Depuis sa barque glissant sur le fjord de Nuuk, la capitale du Groenland, Johannes Heilmann, la soixantaine, observe depuis des années avec amertume les effets du réchauffement climatique, deux fois plus rapide dans l'Arctique que dans le reste du monde.

Il a du mal à pêcher l'hiver car la banquise a presque disparu dans le fjord, laissant la place à une mer verglacée impossible à naviguer pour les petits bateaux comme le sien, et rendant très difficile la pêche côtière dans des eaux tapissées de plaques de glaces. «On ne peut pas utiliser de traîneaux non plus, la glace n'est pas assez épaisse», déplore le pêcheur, qui doit se contenter de chasser des oiseaux, parfois des phoques, en attendant l'été.

À Ilulissat, à plus de 200 kilomètres au nord du cercle polaire, Emil Osterman, raconte dans le journal Sermitsiaq comment «en 1968, à treize ans, il était allé pêcher en décembre dans le fjord où la glace était épaisse de plusieurs mètres».

Aujourd'hui, plus de 40 ans après, la banquise au même endroit et à la même période, «n'est épaisse que de 30 centimètres».

À l'association des pêcheurs et chasseurs à Nuuk, son président, Leif Fontaine, fait le même constat.

«Lorsque l'eau devient plus chaude, les crevettes -- l'or rose du Groenland, principal article d'exportation de sa pêche, elle-même premier secteur d'activité -- se raréfient et émigrent plus au nord», a-t-il constaté.

«Et la fonte des glaces est préoccupante, surtout pour les habitants des villages isolés au nord et à l'est qui n'ont que leurs traîneaux pour chasser, pêcher et survivre», observe-t-il, ce qui contraint certains chasseurs à laisser leurs chiens affamés, faute de pouvoir leur procurer des phoques ou du poisson à manger.

Les ours polaires aussi, qui se déplacent sur les glaces de la banquise, ont de plus en plus de mal à se nourrir et se rapprochent de plus en plus des villages à la recherche de nourriture.

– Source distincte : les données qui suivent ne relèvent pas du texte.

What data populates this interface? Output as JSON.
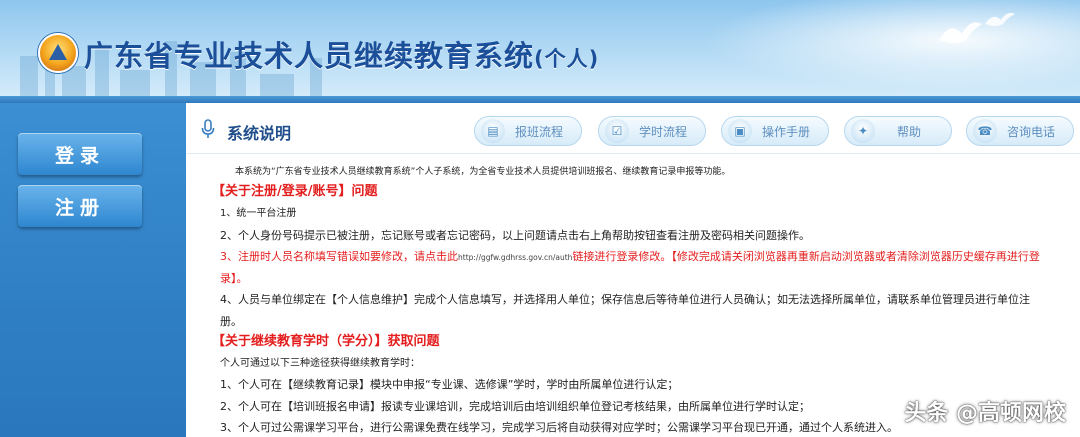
{
  "header": {
    "title": "广东省专业技术人员继续教育系统",
    "title_suffix": "(个人)"
  },
  "sidebar": {
    "login_label": "登录",
    "register_label": "注册"
  },
  "toolbar": {
    "section_title": "系统说明",
    "buttons": [
      {
        "label": "报班流程",
        "icon": "clipboard-icon"
      },
      {
        "label": "学时流程",
        "icon": "checklist-icon"
      },
      {
        "label": "操作手册",
        "icon": "manual-icon"
      },
      {
        "label": "帮助",
        "icon": "lightbulb-icon"
      },
      {
        "label": "咨询电话",
        "icon": "phone-list-icon"
      }
    ]
  },
  "content": {
    "intro": "本系统为“广东省专业技术人员继续教育系统”个人子系统，为全省专业技术人员提供培训班报名、继续教育记录申报等功能。",
    "section1_title": "【关于注册/登录/账号】问题",
    "s1_item1": "1、统一平台注册",
    "s1_item2": "2、个人身份号码提示已被注册，忘记账号或者忘记密码，以上问题请点击右上角帮助按钮查看注册及密码相关问题操作。",
    "s1_item3_a": "3、注册时人员名称填写错误如要修改，请点击此",
    "s1_item3_link": "http://ggfw.gdhrss.gov.cn/auth",
    "s1_item3_b": "链接进行登录修改。【修改完成请关闭浏览器再重新启动浏览器或者清除浏览器历史缓存再进行登",
    "s1_item3_c": "录】。",
    "s1_item4_a": "4、人员与单位绑定在【个人信息维护】完成个人信息填写，并选择用人单位；保存信息后等待单位进行人员确认；如无法选择所属单位，请联系单位管理员进行单位注",
    "s1_item4_b": "册。",
    "section2_title": "【关于继续教育学时（学分）】获取问题",
    "s2_intro": "个人可通过以下三种途径获得继续教育学时：",
    "s2_item1": "1、个人可在【继续教育记录】模块中申报“专业课、选修课”学时，学时由所属单位进行认定；",
    "s2_item2": "2、个人可在【培训班报名申请】报读专业课培训，完成培训后由培训组织单位登记考核结果，由所属单位进行学时认定；",
    "s2_item3": "3、个人可过公需课学习平台，进行公需课免费在线学习，完成学习后将自动获得对应学时；公需课学习平台现已开通，通过个人系统进入。"
  },
  "watermark": "头条 @高顿网校",
  "colors": {
    "title_blue": "#1c4f9a",
    "sidebar_blue": "#2f7fc4",
    "alert_red": "#e41e1e"
  }
}
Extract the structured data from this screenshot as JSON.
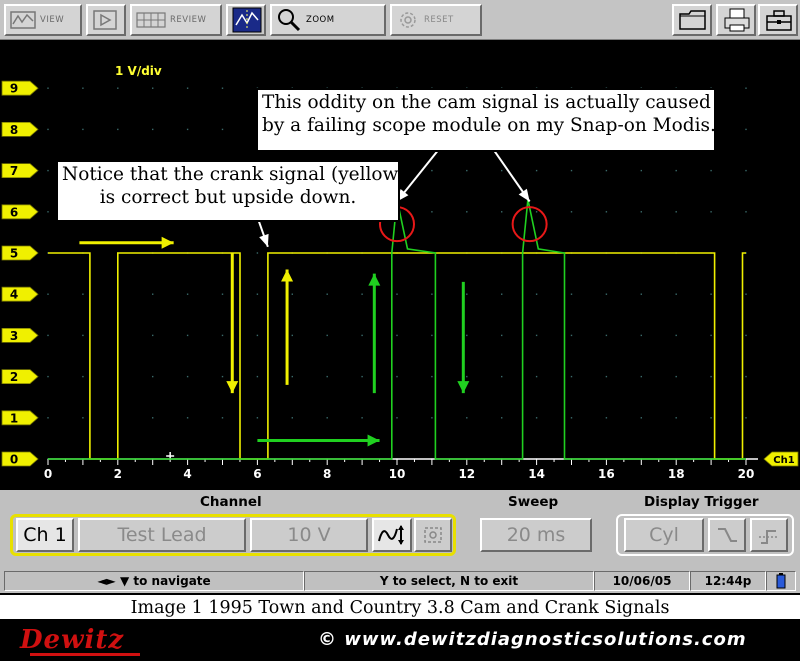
{
  "toolbar": {
    "view_label": "VIEW",
    "review_label": "REVIEW",
    "zoom_label": "ZOOM",
    "reset_label": "RESET"
  },
  "scope": {
    "volts_per_div": "1 V/div",
    "channel_marker": "Ch1",
    "y_ticks": [
      "0",
      "1",
      "2",
      "3",
      "4",
      "5",
      "6",
      "7",
      "8",
      "9"
    ],
    "x_ticks": [
      "0",
      "2",
      "4",
      "6",
      "8",
      "10",
      "12",
      "14",
      "16",
      "18",
      "20"
    ],
    "crank_color": "#f0f000",
    "cam_color": "#20d020",
    "annotation_color": "#e81818"
  },
  "callouts": {
    "cam_line1": "This oddity on the cam signal is actually caused",
    "cam_line2": "by a failing scope module on my Snap-on Modis.",
    "crank_line1": "Notice that the crank signal (yellow)",
    "crank_line2": "is correct but upside down."
  },
  "controls": {
    "channel_title": "Channel",
    "sweep_title": "Sweep",
    "trigger_title": "Display Trigger",
    "channel_value": "Ch 1",
    "lead_value": "Test Lead",
    "range_value": "10 V",
    "sweep_value": "20 ms",
    "trigger_value": "Cyl"
  },
  "status": {
    "navigate": "◄► ▼ to navigate",
    "select": "Y to select, N to exit",
    "date": "10/06/05",
    "time": "12:44p"
  },
  "caption": "Image 1 1995 Town and Country 3.8 Cam and Crank Signals",
  "footer": {
    "logo_text": "Dewitz",
    "website": "© www.dewitzdiagnosticsolutions.com"
  },
  "chart_data": {
    "type": "line",
    "title": "",
    "xlabel": "",
    "ylabel": "",
    "xlim": [
      0,
      20
    ],
    "ylim": [
      0,
      10
    ],
    "x_ticks": [
      0,
      2,
      4,
      6,
      8,
      10,
      12,
      14,
      16,
      18,
      20
    ],
    "y_ticks": [
      0,
      1,
      2,
      3,
      4,
      5,
      6,
      7,
      8,
      9
    ],
    "grid": true,
    "series": [
      {
        "points": [
          [
            0,
            5
          ],
          [
            1.2,
            5
          ],
          [
            1.2,
            0
          ],
          [
            2,
            0
          ],
          [
            2,
            5
          ],
          [
            5.5,
            5
          ],
          [
            5.5,
            0
          ],
          [
            6.3,
            0
          ],
          [
            6.3,
            5
          ],
          [
            19.1,
            5
          ],
          [
            19.1,
            0
          ],
          [
            19.9,
            0
          ],
          [
            19.9,
            5
          ],
          [
            20,
            5
          ]
        ]
      },
      {
        "points": [
          [
            0,
            0
          ],
          [
            9.85,
            0
          ],
          [
            9.85,
            5
          ],
          [
            10.0,
            6.3
          ],
          [
            10.3,
            5.1
          ],
          [
            11.1,
            5
          ],
          [
            11.1,
            0
          ],
          [
            13.6,
            0
          ],
          [
            13.6,
            5
          ],
          [
            13.75,
            6.3
          ],
          [
            14.05,
            5.1
          ],
          [
            14.8,
            5
          ],
          [
            14.8,
            0
          ],
          [
            20,
            0
          ]
        ]
      }
    ]
  }
}
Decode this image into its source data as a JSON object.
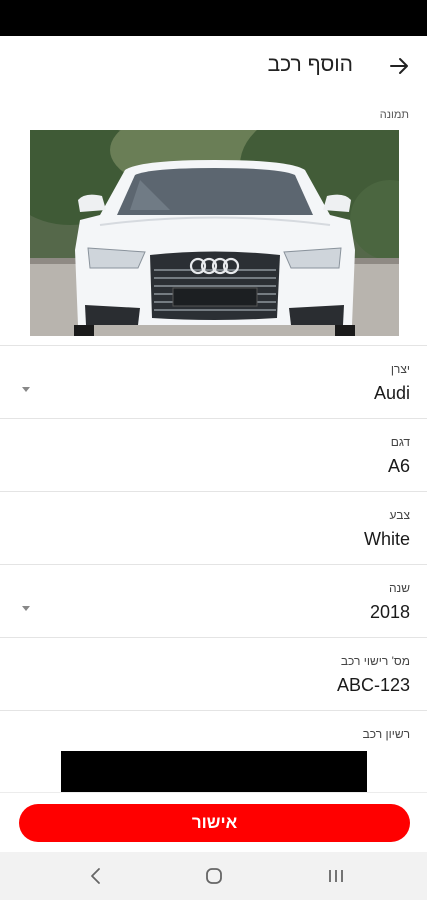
{
  "header": {
    "title": "הוסף רכב",
    "back_icon": "arrow-back-icon"
  },
  "photo": {
    "label": "תמונה",
    "subject": "white Audi front view"
  },
  "fields": [
    {
      "label": "יצרן",
      "value": "Audi",
      "dropdown": true
    },
    {
      "label": "דגם",
      "value": "A6",
      "dropdown": false
    },
    {
      "label": "צבע",
      "value": "White",
      "dropdown": false
    },
    {
      "label": "שנה",
      "value": "2018",
      "dropdown": true
    },
    {
      "label": "מס' רישוי רכב",
      "value": "ABC-123",
      "dropdown": false
    }
  ],
  "license": {
    "label": "רשיון רכב"
  },
  "footer": {
    "confirm_label": "אישור"
  },
  "system_nav": {
    "back": "back-icon",
    "home": "home-icon",
    "recents": "recents-icon"
  },
  "colors": {
    "accent": "#ff0000",
    "status_bar": "#000000",
    "nav_bar": "#f2f2f2",
    "divider": "#e4e4e4"
  }
}
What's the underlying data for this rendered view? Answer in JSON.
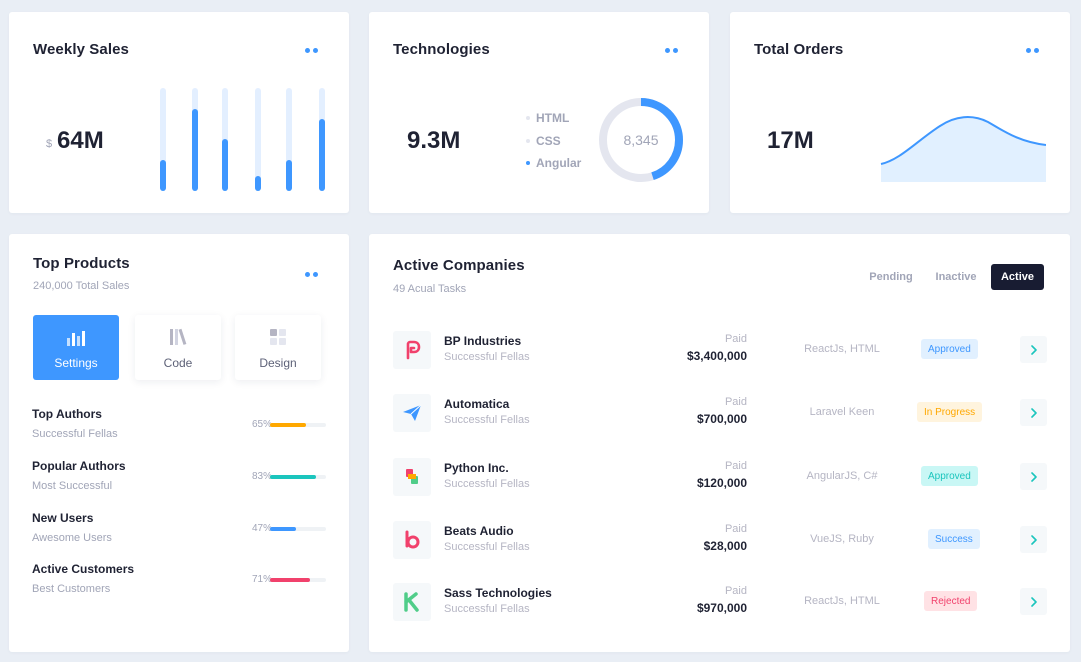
{
  "weekly_sales": {
    "title": "Weekly Sales",
    "currency": "$",
    "value": "64M",
    "bar_levels": [
      0.3,
      0.8,
      0.5,
      0.15,
      0.3,
      0.7
    ]
  },
  "technologies": {
    "title": "Technologies",
    "value": "9.3M",
    "legend": [
      {
        "label": "HTML",
        "active": false
      },
      {
        "label": "CSS",
        "active": false
      },
      {
        "label": "Angular",
        "active": true
      }
    ],
    "donut_center": "8,345",
    "donut_fraction": 0.45,
    "colors": {
      "accent": "#3e97ff",
      "track": "#e4e6ef"
    }
  },
  "total_orders": {
    "title": "Total Orders",
    "value": "17M"
  },
  "top_products": {
    "title": "Top Products",
    "subtitle": "240,000 Total Sales",
    "tiles": [
      {
        "label": "Settings",
        "icon": "bar-chart-icon",
        "active": true
      },
      {
        "label": "Code",
        "icon": "books-icon",
        "active": false
      },
      {
        "label": "Design",
        "icon": "grid-icon",
        "active": false
      }
    ],
    "stats": [
      {
        "name": "Top Authors",
        "desc": "Successful Fellas",
        "pct": "65%",
        "level": 0.65,
        "color": "#ffa800"
      },
      {
        "name": "Popular Authors",
        "desc": "Most Successful",
        "pct": "83%",
        "level": 0.83,
        "color": "#1bc5bd"
      },
      {
        "name": "New Users",
        "desc": "Awesome Users",
        "pct": "47%",
        "level": 0.47,
        "color": "#3e97ff"
      },
      {
        "name": "Active Customers",
        "desc": "Best Customers",
        "pct": "71%",
        "level": 0.71,
        "color": "#f1416c"
      }
    ]
  },
  "companies": {
    "title": "Active Companies",
    "subtitle": "49 Acual Tasks",
    "tabs": [
      "Pending",
      "Inactive",
      "Active"
    ],
    "active_tab": "Active",
    "rows": [
      {
        "name": "BP Industries",
        "desc": "Successful Fellas",
        "paid_label": "Paid",
        "amount": "$3,400,000",
        "tech": "ReactJs, HTML",
        "status": "Approved",
        "status_bg": "#e1f0ff",
        "status_fg": "#3e97ff",
        "logo": "bp-logo-icon"
      },
      {
        "name": "Automatica",
        "desc": "Successful Fellas",
        "paid_label": "Paid",
        "amount": "$700,000",
        "tech": "Laravel Keen",
        "status": "In Progress",
        "status_bg": "#fff4de",
        "status_fg": "#ffa800",
        "logo": "paper-plane-icon"
      },
      {
        "name": "Python Inc.",
        "desc": "Successful Fellas",
        "paid_label": "Paid",
        "amount": "$120,000",
        "tech": "AngularJS, C#",
        "status": "Approved",
        "status_bg": "#c9f7f5",
        "status_fg": "#1bc5bd",
        "logo": "python-logo-icon"
      },
      {
        "name": "Beats Audio",
        "desc": "Successful Fellas",
        "paid_label": "Paid",
        "amount": "$28,000",
        "tech": "VueJS, Ruby",
        "status": "Success",
        "status_bg": "#e1f0ff",
        "status_fg": "#3e97ff",
        "logo": "beats-logo-icon"
      },
      {
        "name": "Sass Technologies",
        "desc": "Successful Fellas",
        "paid_label": "Paid",
        "amount": "$970,000",
        "tech": "ReactJs, HTML",
        "status": "Rejected",
        "status_bg": "#ffe2e5",
        "status_fg": "#f1416c",
        "logo": "sass-logo-icon"
      }
    ]
  }
}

À Nuuk, les habitants, comme Nana Pedersen et Sofus Moeller, deux jeunes bacheliers, s'inquiètent des perturbations climatiques, comme le 20 juin dernier, où il y a eu des giboulées de neige très inhabituelles à Nuuk, se souvient Nana.

Au nouveau centre de recherches arctiques de Nuuk, son directeur, le professeur Soeren Rysgaard, n'a pas de doute sur les effets du changement climatique, «qui sont bien visibles en Arctique».

Les pêcheurs, qui remontent moins de poissons dans leur filets ou ne peuvent plus pêcher par endroits parce que la banquise est trop fragile, sont en première ligne, observe-t-il.

Mais pour Josef Motzfeldt, président du Landsting, le parlement local, le réchauffement a «aussi du bon», car il augmente le nombre de touristes qui viennent voir ses effets sur les glaciers de l'île et entraîne l'apparition d'espèces, comme les oursins et les calamars.

Il favorise également la culture de légumes au sud du Groenland, qui n'a jamais autant mérité son nom de «pays vert».

«Les arbres poussent et on cultive en plein champ pommes de terre, salades, carottes, choux» pour le marché local, explique Anders Iversen, en charge d'une pépinière près de Qaqotorq (sud).

«Si le réchauffement se poursuivait, nous pourrions cultiver encore plus de légumes variés pendant une saison plus longue», assure-t-il.

L'enthousiasme des agriculteurs de la pointe sud pourrait bien être confirmé par de nouvelles constatations du réchauffement, à l'extrême-nord du Groenland cette fois.

L'Arctic Sunrise, un navire de l'organisation écologiste Greenpeace, vient d'entamer une expédition destinée à contrôler l'état du glacier Petermann, qui est en train de se disloquer, signe pour Greenpeace que le réchauffement n'est plus «une théorie, mais une dure réalité».